Whilst LGCs are solely acknowledged in Australia, companies with international operations, may purchase international RECs. These can be more cost effective than buying LGCs, increasing your renewable energy percentage in your global footprint. 

RECs are a globally recognised mechanism to demonstrate renewable energy purchases. They empower a company to demonstrate its utilization of 100% renewable energy, decarbonize its supply chain, fulfill certification criteria for products, buildings, or companies, and enhance climate-related disclosure standards. There are many different REC types and registries, and knowing which ones to buy and how much to pay can be challenging.  

International RECs are currently trading at both higher and lower prices compared to LGCs, depending on the country. Having a strategy in place helps you to optimise the amount of renewable energy per dollar spent. 

I have a corporate target for carbon and need carbon offsets 

  1. Buying Carbon Offsets  

Purchasing carbon offsets can mitigate emissions that can’t be avoided by other means. They may also be needed for compliance – for example to meet the Safeguard Mechanism in Australia, to ensure you maintain Climate Active Accreditation, or to reduce the cost of a Carbon Tax (e.g. in Singapore). Alternatively, they could be voluntarily retired such as for Scope 3 emissions from employee travel.  

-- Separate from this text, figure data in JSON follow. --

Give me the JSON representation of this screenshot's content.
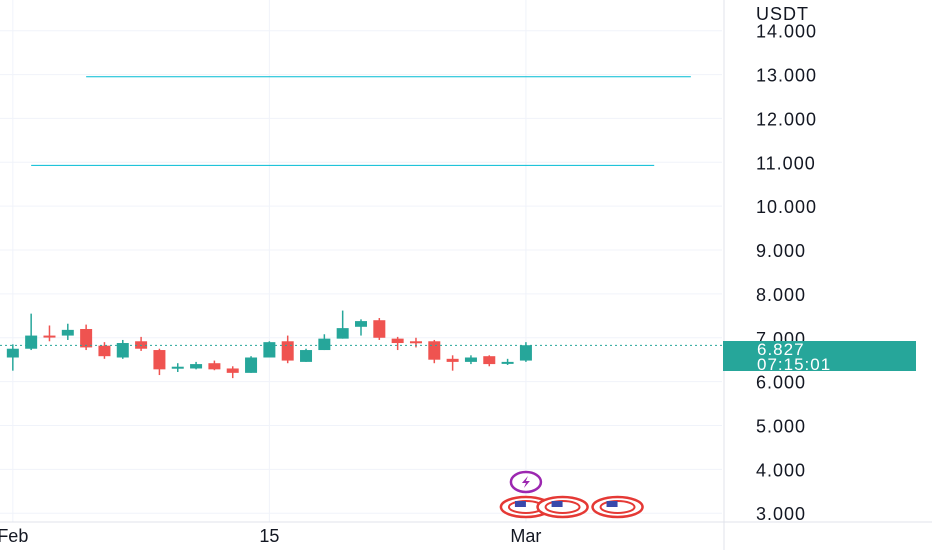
{
  "chart_data": {
    "type": "candlestick",
    "currency_label": "USDT",
    "y_ticks": [
      "14.000",
      "13.000",
      "12.000",
      "11.000",
      "10.000",
      "9.000",
      "8.000",
      "7.000",
      "6.000",
      "5.000",
      "4.000",
      "3.000"
    ],
    "y_tick_values": [
      14,
      13,
      12,
      11,
      10,
      9,
      8,
      7,
      6,
      5,
      4,
      3
    ],
    "ylim": [
      2.8,
      14.7
    ],
    "x_ticks": [
      "Feb",
      "15",
      "Mar"
    ],
    "x_tick_days": [
      1,
      15,
      29
    ],
    "xlim": [
      0.3,
      39.7
    ],
    "grid": true,
    "last_price": "6.827",
    "last_price_value": 6.827,
    "countdown": "07:15:01",
    "colors": {
      "up": "#26a69a",
      "down": "#ef5350",
      "level_line": "#00bcd4",
      "price_tag": "#26a69a",
      "grid": "#f0f3fa",
      "text": "#131722"
    },
    "levels": [
      {
        "value": 12.95,
        "from_day": 5,
        "to_day": 38
      },
      {
        "value": 10.93,
        "from_day": 2,
        "to_day": 36
      }
    ],
    "candles": [
      {
        "day": 1,
        "o": 6.55,
        "h": 6.85,
        "l": 6.25,
        "c": 6.75
      },
      {
        "day": 2,
        "o": 6.75,
        "h": 7.55,
        "l": 6.72,
        "c": 7.05
      },
      {
        "day": 3,
        "o": 7.05,
        "h": 7.28,
        "l": 6.92,
        "c": 7.02
      },
      {
        "day": 4,
        "o": 7.05,
        "h": 7.32,
        "l": 6.95,
        "c": 7.18
      },
      {
        "day": 5,
        "o": 7.2,
        "h": 7.3,
        "l": 6.72,
        "c": 6.78
      },
      {
        "day": 6,
        "o": 6.82,
        "h": 6.9,
        "l": 6.52,
        "c": 6.58
      },
      {
        "day": 7,
        "o": 6.55,
        "h": 6.95,
        "l": 6.52,
        "c": 6.88
      },
      {
        "day": 8,
        "o": 6.92,
        "h": 7.02,
        "l": 6.7,
        "c": 6.75
      },
      {
        "day": 9,
        "o": 6.72,
        "h": 6.75,
        "l": 6.15,
        "c": 6.28
      },
      {
        "day": 10,
        "o": 6.3,
        "h": 6.42,
        "l": 6.22,
        "c": 6.34
      },
      {
        "day": 11,
        "o": 6.3,
        "h": 6.45,
        "l": 6.28,
        "c": 6.4
      },
      {
        "day": 12,
        "o": 6.42,
        "h": 6.48,
        "l": 6.26,
        "c": 6.28
      },
      {
        "day": 13,
        "o": 6.3,
        "h": 6.35,
        "l": 6.08,
        "c": 6.2
      },
      {
        "day": 14,
        "o": 6.2,
        "h": 6.58,
        "l": 6.2,
        "c": 6.55
      },
      {
        "day": 15,
        "o": 6.55,
        "h": 6.92,
        "l": 6.55,
        "c": 6.9
      },
      {
        "day": 16,
        "o": 6.92,
        "h": 7.05,
        "l": 6.42,
        "c": 6.48
      },
      {
        "day": 17,
        "o": 6.45,
        "h": 6.75,
        "l": 6.45,
        "c": 6.72
      },
      {
        "day": 18,
        "o": 6.72,
        "h": 7.08,
        "l": 6.72,
        "c": 6.98
      },
      {
        "day": 19,
        "o": 6.98,
        "h": 7.62,
        "l": 6.98,
        "c": 7.22
      },
      {
        "day": 20,
        "o": 7.25,
        "h": 7.42,
        "l": 7.05,
        "c": 7.38
      },
      {
        "day": 21,
        "o": 7.4,
        "h": 7.45,
        "l": 6.95,
        "c": 7.0
      },
      {
        "day": 22,
        "o": 6.98,
        "h": 7.02,
        "l": 6.72,
        "c": 6.88
      },
      {
        "day": 23,
        "o": 6.92,
        "h": 7.0,
        "l": 6.78,
        "c": 6.9
      },
      {
        "day": 24,
        "o": 6.92,
        "h": 6.95,
        "l": 6.42,
        "c": 6.5
      },
      {
        "day": 25,
        "o": 6.52,
        "h": 6.6,
        "l": 6.25,
        "c": 6.45
      },
      {
        "day": 26,
        "o": 6.45,
        "h": 6.6,
        "l": 6.4,
        "c": 6.55
      },
      {
        "day": 27,
        "o": 6.58,
        "h": 6.6,
        "l": 6.35,
        "c": 6.4
      },
      {
        "day": 28,
        "o": 6.42,
        "h": 6.52,
        "l": 6.38,
        "c": 6.45
      },
      {
        "day": 29,
        "o": 6.48,
        "h": 6.9,
        "l": 6.45,
        "c": 6.83
      }
    ],
    "event_markers": [
      {
        "type": "lightning-event-icon",
        "day": 29,
        "row": 1
      },
      {
        "type": "us-flag-event-icon",
        "day": 29,
        "row": 2
      },
      {
        "type": "us-flag-event-icon",
        "day": 31,
        "row": 2
      },
      {
        "type": "us-flag-event-icon",
        "day": 34,
        "row": 2
      }
    ]
  }
}
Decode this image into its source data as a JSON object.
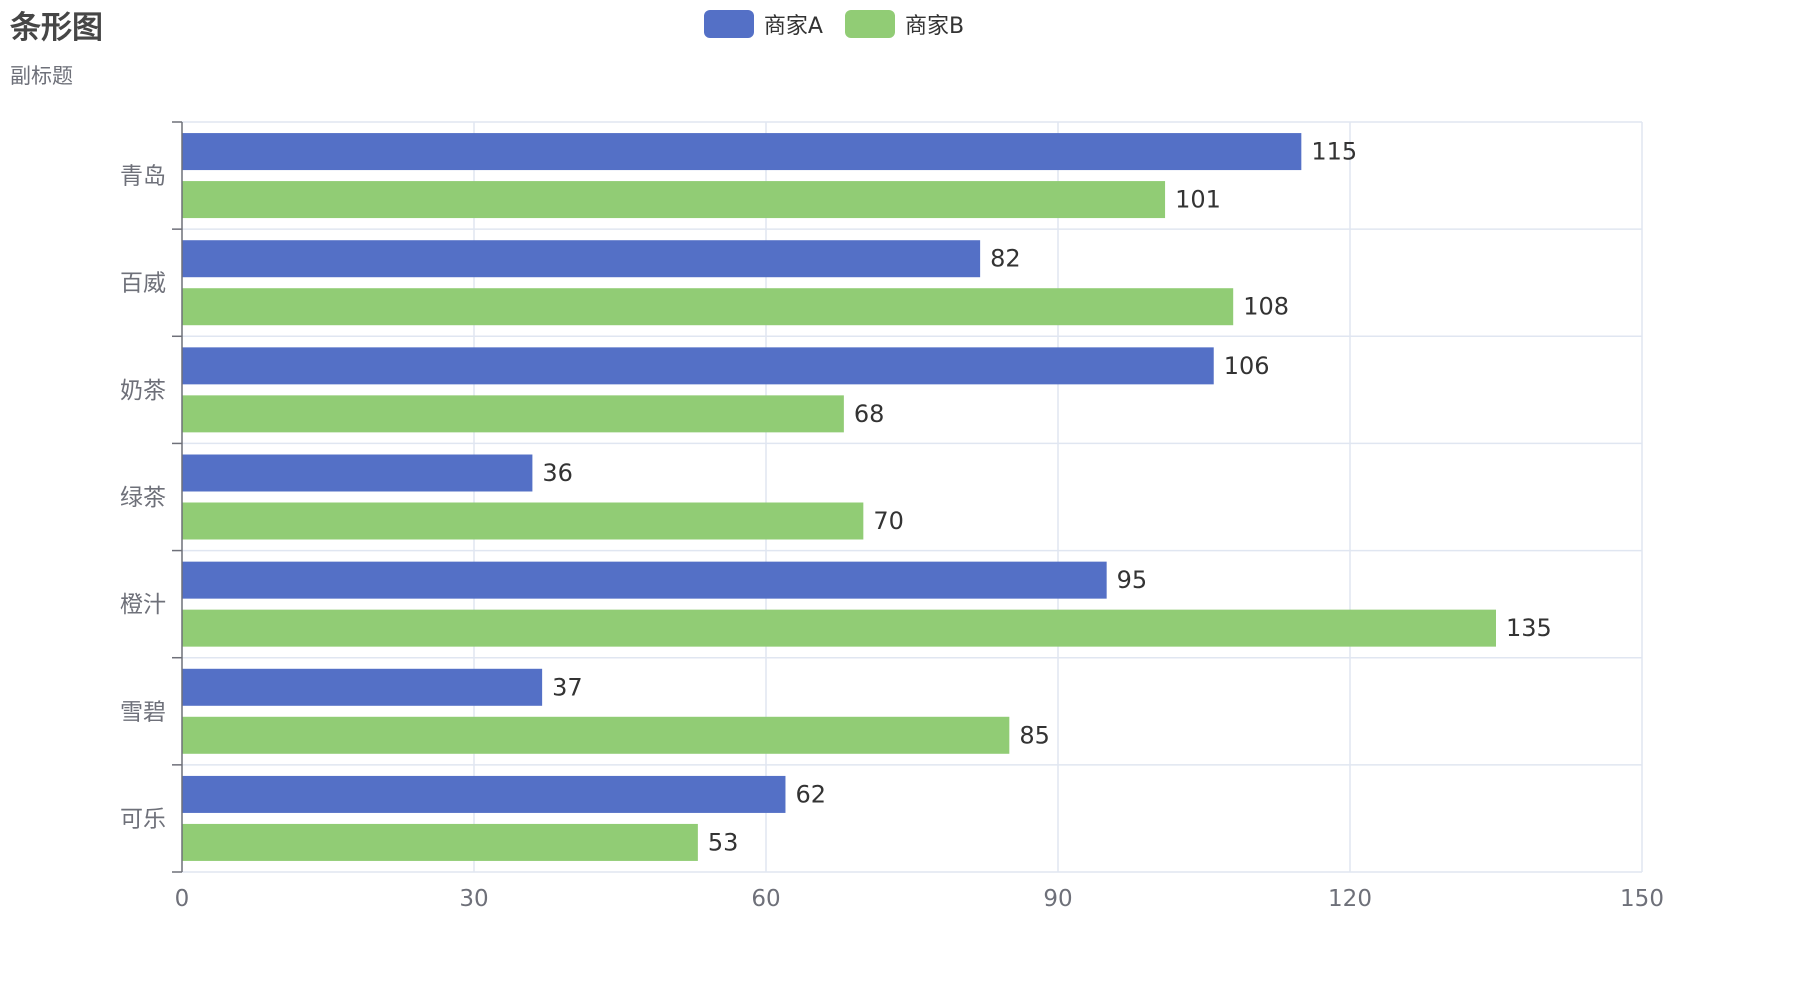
{
  "chart_data": {
    "type": "bar",
    "orientation": "horizontal",
    "title": "条形图",
    "subtitle": "副标题",
    "categories": [
      "可乐",
      "雪碧",
      "橙汁",
      "绿茶",
      "奶茶",
      "百威",
      "青岛"
    ],
    "series": [
      {
        "name": "商家A",
        "color": "#5470c6",
        "values": [
          62,
          37,
          95,
          36,
          106,
          82,
          115
        ]
      },
      {
        "name": "商家B",
        "color": "#91cc75",
        "values": [
          53,
          85,
          135,
          70,
          68,
          108,
          101
        ]
      }
    ],
    "xlim": [
      0,
      150
    ],
    "x_ticks": [
      0,
      30,
      60,
      90,
      120,
      150
    ],
    "legend_position": "top-center",
    "grid": true,
    "data_labels": true
  }
}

Carbon offsets are created from both avoided emissions and removals and are available from the Australian and international markets. in Australia, Australian Carbon Credit Units (ACCUs) represent a tonne of CO2-e that can be traded on the wholesale market, voluntarily surrendered to offset emissions, or sold against government contracts through auctions. Internationally, there are several registries and rating systems that are used to create high quality offsets such as Verra, Gold Standard, and Puro. Earth.  

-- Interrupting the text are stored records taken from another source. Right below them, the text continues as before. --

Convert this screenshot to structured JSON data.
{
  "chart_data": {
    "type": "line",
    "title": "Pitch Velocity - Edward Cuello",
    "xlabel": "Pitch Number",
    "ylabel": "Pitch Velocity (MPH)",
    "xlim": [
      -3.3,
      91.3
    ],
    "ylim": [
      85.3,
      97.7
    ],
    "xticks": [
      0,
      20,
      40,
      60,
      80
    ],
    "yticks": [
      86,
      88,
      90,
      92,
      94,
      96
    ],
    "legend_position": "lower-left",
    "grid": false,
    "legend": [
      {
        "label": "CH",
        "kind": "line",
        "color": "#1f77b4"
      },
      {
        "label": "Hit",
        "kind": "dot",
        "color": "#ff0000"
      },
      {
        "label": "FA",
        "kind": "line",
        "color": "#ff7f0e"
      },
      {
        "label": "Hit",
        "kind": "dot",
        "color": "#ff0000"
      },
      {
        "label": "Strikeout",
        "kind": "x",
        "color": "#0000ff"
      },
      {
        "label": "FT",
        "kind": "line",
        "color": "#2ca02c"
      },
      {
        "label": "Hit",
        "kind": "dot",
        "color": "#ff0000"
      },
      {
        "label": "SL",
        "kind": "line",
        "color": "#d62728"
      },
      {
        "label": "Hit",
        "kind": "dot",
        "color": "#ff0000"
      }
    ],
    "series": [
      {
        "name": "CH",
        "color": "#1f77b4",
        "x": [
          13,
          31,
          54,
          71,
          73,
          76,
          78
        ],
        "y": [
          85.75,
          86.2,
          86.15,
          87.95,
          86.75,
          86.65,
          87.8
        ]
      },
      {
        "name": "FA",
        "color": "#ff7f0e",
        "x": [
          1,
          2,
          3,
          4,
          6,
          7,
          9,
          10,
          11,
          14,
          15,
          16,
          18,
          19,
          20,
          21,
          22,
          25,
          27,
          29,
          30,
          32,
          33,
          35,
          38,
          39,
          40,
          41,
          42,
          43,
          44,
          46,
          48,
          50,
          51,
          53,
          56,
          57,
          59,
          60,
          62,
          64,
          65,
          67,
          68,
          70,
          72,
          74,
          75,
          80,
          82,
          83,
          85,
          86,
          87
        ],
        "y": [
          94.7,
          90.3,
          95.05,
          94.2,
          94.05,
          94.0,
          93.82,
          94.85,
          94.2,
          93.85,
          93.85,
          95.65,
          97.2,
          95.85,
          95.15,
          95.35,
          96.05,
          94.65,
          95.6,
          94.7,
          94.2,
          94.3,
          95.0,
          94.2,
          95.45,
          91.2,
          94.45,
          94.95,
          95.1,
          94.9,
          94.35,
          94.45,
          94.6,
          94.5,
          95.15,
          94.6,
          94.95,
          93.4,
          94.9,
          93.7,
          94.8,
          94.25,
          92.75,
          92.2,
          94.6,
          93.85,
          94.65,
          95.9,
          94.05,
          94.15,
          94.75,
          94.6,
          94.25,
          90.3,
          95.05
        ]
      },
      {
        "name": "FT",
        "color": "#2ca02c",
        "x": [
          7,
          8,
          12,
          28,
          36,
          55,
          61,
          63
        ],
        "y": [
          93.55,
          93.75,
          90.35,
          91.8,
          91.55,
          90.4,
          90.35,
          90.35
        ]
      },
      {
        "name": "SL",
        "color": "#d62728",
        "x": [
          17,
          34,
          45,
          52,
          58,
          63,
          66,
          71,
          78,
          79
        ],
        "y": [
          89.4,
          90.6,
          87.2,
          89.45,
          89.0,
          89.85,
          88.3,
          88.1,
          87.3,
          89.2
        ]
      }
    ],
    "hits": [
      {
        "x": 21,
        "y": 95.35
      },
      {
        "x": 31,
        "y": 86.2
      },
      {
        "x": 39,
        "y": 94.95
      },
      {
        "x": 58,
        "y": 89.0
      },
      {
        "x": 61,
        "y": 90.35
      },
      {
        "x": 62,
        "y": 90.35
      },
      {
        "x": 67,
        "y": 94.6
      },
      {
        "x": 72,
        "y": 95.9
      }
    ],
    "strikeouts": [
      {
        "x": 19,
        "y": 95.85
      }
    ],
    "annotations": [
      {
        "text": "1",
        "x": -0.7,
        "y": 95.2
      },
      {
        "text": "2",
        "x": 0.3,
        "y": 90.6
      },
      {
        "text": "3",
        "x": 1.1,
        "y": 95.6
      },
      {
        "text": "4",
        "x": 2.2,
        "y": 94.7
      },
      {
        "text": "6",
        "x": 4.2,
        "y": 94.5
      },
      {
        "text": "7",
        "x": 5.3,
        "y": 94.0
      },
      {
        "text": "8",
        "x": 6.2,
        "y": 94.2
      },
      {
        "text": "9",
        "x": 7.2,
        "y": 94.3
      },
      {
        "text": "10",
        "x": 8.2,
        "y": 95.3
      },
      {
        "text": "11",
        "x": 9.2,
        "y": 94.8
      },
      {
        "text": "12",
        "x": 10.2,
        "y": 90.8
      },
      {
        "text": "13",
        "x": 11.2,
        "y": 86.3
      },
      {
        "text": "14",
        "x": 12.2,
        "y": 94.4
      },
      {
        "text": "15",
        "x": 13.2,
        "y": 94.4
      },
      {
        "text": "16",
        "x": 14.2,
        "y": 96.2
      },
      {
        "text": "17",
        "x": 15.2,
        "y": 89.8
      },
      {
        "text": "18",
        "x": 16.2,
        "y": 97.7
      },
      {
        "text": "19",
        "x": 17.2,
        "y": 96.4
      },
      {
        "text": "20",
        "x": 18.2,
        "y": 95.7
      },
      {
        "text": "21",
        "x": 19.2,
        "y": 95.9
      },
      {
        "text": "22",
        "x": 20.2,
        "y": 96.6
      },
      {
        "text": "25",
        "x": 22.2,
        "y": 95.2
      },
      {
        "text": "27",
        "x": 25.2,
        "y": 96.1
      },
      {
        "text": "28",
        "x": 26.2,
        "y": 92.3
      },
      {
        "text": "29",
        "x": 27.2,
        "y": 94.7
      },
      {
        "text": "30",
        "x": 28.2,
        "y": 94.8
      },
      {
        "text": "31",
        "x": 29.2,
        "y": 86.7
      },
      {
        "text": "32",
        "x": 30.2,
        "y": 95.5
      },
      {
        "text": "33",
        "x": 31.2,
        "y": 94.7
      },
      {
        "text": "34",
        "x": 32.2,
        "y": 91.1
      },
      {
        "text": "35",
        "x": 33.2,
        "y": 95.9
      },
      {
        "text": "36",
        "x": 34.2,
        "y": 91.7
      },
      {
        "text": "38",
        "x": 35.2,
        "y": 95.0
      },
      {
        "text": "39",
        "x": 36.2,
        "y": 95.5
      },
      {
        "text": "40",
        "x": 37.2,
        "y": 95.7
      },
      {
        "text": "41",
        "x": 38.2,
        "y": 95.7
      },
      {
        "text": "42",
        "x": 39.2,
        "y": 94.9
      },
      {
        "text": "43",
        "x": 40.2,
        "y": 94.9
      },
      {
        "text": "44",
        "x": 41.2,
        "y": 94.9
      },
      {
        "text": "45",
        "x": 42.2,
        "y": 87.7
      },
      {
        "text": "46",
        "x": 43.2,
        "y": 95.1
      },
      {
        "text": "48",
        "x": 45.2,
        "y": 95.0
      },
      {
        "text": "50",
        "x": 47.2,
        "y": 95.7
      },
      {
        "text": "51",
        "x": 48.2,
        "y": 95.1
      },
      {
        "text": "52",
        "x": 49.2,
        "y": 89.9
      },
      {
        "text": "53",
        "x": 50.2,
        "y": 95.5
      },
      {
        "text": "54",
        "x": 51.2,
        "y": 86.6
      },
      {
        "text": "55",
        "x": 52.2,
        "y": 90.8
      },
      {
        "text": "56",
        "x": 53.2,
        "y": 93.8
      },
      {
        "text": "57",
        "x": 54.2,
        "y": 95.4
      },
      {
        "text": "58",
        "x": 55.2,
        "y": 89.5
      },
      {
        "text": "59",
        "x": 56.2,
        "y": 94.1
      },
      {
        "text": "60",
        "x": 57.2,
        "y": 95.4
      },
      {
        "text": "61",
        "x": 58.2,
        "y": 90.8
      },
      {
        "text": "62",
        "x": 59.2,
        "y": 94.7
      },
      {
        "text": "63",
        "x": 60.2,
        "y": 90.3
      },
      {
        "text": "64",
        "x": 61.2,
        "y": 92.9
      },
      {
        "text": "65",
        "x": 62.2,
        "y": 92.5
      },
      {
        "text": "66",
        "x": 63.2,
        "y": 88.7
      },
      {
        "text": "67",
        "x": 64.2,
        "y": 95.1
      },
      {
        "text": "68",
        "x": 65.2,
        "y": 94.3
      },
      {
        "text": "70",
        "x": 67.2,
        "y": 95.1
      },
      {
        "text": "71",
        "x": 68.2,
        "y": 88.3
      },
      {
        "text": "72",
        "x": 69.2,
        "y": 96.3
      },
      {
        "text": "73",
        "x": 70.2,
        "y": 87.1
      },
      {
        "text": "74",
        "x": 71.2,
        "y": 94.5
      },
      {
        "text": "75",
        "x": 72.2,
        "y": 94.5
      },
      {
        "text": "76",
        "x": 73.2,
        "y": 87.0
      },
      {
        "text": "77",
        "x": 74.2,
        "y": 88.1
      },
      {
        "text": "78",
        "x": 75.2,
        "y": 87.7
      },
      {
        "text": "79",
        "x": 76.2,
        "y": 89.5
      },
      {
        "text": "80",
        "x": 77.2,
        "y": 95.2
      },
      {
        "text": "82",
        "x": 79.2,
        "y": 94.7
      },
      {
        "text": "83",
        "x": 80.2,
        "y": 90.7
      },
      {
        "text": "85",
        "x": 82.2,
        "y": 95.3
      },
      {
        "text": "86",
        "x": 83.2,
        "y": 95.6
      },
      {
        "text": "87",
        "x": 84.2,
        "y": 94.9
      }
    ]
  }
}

Price and Quality are key considerations when purchasing carbon offsets. The following factors are some that should be considered: 

  • Additionality 
  • Over-crediting 
  • Vintage (year of creation) 
  • Leakage 
  • Non-permanence 
  • Avoided vs Removal 
  • Stakeholder perception 
  • Developer profile 
  • Community impacts

How do EACs fit into an integrated Strategy? 

For any business, there are four typical ‘Carbon Reduction Levers’ available to decarbonise its operations. The availability of these levers differs from site to site, company to company. No one-size-fits-all.  

An integrated strategy will draw on all these levers. However, what is common for every single site is the ability to create, monetise, and purchase Environmental Attribute Certificates.  

At Northmore Gordon we believe that high-integrity environmental markets are critical for businesses to transition to clean energy. This will support businesses to adopt a nature-positive model, and strategically position them for enduring success.